Most Americans don’t need a long list of evidence on how their elected leaders are failing to complete even the most basic tasks of governing. They assume it by now. That lack of confidence is as big a problem as the broken system itself.
We revisit these issues, it seems, every three months. But the facts are clear. Congress can’t set a budget on time. According to an Associated Press report, Congress hasn’t passed budgets for individual areas of spending since 1994. To keep the government running, Congress has either lumped all spending in one big bill so it will pass or passed “continuing resolutions” to maintain spending approved in previous budgets.
An all-encompassing spending bill invariably reduces transparency and undermines good policy-making. A continuing resolution only puts the government on autopilot with taxpayer money.
There are plenty of examples of how even rudimentary, bipartisan, good-government bills can’t be approved by one house or the other.
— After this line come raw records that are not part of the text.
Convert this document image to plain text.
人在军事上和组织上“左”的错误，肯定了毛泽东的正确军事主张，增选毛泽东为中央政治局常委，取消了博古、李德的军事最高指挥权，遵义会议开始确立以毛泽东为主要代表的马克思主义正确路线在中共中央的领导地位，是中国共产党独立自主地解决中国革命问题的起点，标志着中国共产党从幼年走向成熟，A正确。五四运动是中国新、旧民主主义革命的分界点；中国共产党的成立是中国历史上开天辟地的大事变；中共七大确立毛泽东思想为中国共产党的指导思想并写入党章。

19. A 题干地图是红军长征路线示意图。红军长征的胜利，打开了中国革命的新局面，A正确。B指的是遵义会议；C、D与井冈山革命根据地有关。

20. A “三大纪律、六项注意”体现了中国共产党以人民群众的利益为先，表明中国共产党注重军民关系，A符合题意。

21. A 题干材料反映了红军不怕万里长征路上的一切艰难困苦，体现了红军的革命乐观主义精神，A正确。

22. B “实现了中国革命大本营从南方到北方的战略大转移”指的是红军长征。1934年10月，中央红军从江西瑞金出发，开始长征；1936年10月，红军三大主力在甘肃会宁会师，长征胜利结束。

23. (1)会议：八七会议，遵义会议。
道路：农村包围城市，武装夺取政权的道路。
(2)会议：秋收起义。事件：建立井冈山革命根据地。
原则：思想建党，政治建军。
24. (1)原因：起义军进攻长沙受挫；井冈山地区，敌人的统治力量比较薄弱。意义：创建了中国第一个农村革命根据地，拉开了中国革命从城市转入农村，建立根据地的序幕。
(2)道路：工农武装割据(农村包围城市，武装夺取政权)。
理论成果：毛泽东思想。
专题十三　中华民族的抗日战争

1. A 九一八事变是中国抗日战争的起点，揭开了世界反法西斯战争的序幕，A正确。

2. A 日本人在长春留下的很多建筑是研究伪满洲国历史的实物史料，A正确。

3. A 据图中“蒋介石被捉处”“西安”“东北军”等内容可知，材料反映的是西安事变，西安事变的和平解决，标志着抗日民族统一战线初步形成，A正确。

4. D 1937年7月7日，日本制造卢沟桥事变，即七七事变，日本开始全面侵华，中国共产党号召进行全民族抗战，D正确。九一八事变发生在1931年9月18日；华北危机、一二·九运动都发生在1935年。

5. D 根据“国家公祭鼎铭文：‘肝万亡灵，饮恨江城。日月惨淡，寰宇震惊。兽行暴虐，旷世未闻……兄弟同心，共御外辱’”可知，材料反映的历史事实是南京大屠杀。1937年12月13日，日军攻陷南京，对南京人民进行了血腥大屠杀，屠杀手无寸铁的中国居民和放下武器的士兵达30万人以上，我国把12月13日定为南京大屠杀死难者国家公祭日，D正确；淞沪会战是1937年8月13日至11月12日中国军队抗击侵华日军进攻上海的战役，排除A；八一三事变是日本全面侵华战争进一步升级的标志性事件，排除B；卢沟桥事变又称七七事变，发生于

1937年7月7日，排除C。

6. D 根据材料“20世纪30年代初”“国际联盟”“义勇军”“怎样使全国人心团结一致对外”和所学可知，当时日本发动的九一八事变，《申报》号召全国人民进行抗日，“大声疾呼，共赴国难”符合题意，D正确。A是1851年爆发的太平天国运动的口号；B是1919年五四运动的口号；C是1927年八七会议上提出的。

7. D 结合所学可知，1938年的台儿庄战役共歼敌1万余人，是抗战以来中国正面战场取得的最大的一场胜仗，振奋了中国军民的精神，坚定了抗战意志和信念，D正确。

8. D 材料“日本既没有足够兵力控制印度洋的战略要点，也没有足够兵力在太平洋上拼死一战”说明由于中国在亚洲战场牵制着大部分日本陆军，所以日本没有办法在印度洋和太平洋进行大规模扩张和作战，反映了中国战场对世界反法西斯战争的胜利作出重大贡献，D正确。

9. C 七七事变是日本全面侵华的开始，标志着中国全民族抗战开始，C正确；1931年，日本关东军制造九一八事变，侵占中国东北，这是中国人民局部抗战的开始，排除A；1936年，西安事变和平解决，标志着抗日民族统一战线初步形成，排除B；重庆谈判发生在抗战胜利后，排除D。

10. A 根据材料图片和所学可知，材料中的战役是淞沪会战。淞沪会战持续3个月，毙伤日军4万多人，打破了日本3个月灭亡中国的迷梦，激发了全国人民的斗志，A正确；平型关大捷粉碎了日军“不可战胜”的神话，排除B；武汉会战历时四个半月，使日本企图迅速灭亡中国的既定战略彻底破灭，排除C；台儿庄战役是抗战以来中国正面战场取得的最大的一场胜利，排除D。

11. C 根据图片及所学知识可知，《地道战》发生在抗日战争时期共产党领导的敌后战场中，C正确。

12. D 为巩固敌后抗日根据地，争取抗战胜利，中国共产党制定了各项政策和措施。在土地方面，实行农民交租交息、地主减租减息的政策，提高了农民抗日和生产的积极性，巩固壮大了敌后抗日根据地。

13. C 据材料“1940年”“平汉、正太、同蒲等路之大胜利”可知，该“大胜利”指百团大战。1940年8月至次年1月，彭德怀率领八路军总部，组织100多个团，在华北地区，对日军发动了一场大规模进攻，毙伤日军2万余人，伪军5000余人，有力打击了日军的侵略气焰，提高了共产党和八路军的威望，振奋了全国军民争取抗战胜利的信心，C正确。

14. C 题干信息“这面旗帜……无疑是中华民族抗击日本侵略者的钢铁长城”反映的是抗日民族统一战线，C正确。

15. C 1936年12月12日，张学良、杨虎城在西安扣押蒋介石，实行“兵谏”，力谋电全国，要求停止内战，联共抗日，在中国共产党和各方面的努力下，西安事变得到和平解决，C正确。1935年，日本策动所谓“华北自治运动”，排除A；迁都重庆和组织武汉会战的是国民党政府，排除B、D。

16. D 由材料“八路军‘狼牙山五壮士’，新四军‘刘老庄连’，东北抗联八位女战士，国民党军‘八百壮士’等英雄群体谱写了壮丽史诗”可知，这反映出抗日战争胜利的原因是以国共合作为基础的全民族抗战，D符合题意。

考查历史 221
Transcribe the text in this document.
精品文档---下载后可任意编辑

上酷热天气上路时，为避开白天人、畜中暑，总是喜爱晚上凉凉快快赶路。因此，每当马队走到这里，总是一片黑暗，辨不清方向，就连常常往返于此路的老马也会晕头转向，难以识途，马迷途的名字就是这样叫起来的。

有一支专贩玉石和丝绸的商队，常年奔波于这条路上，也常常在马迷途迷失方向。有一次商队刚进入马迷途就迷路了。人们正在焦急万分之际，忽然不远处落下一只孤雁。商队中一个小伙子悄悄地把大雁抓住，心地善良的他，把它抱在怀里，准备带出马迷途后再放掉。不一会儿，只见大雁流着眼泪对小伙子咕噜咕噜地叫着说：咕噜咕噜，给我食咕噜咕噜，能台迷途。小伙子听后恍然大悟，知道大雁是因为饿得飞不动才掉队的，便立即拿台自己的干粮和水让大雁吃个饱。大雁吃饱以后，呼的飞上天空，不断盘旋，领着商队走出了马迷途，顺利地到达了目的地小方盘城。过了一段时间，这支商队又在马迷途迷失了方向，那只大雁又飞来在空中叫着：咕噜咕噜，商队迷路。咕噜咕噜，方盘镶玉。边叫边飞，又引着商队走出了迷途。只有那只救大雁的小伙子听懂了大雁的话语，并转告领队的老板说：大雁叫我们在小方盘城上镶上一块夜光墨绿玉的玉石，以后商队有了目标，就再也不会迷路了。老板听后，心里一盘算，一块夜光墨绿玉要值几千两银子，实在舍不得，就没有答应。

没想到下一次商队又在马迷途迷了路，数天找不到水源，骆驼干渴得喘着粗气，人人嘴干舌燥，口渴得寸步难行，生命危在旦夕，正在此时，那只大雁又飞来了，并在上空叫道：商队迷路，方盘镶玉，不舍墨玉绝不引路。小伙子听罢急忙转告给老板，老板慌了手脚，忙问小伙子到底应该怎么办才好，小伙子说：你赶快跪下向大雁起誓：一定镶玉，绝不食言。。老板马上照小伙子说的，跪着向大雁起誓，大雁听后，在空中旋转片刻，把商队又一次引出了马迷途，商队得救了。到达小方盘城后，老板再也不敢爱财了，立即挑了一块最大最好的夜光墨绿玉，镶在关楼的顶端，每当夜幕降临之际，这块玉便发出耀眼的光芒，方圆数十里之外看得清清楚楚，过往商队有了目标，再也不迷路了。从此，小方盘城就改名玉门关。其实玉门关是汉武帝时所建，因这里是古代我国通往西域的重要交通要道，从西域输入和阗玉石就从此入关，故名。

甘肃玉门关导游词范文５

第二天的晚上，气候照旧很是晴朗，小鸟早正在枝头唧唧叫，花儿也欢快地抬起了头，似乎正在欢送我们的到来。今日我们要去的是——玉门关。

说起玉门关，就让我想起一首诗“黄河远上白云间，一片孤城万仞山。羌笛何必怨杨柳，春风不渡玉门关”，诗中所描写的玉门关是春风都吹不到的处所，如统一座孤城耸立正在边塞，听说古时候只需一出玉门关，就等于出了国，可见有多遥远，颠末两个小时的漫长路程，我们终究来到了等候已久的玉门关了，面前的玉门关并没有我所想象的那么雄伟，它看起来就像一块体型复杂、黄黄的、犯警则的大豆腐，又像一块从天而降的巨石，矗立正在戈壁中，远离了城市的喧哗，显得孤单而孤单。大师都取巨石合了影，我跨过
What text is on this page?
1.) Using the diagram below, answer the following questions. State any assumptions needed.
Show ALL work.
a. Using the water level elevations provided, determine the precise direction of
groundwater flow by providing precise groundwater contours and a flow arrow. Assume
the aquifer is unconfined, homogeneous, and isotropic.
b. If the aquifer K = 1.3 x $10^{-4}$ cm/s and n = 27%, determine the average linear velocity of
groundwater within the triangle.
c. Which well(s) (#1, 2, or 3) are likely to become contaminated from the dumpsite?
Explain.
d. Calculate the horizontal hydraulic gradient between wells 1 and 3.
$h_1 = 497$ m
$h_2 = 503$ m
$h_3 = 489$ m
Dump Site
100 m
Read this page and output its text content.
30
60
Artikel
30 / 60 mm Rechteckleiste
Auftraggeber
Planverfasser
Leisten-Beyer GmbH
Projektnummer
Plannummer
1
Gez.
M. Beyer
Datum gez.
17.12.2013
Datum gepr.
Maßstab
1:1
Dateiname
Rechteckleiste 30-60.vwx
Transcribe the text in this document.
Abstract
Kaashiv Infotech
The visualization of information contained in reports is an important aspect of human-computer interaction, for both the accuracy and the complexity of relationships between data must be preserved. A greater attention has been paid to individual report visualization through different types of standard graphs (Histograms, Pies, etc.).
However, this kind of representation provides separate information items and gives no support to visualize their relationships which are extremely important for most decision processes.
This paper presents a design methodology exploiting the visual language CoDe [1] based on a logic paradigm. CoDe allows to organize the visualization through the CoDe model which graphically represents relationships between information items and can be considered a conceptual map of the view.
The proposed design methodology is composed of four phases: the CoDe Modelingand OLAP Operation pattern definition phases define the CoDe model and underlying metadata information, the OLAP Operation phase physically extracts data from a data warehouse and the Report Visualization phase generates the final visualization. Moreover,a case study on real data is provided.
A bipartisan bill to encourage energy savings in new homes and older commercial buildings was derailed, according to an Associated Press report, because of Republican delaying tactics and Democrats unwilling to take unpopular votes. It seems the whole system has lost sight of its purpose and turned into one continuous game of winning the media spin.
The Senate also failed to approve non-controversial bills that offered $85 billion in tax breaks, including a $250 credit for teachers who buy their own school supplies. Even a bill to reasonably amend the Voting Rights Act via the encouragement of a Supreme Court ruling fell short. Leaders say it makes their members uneasy. That’s almost the best reason — bad as it is — that has been proffered of late.
Leading political observers note the current environment is historic and unusual and terrible.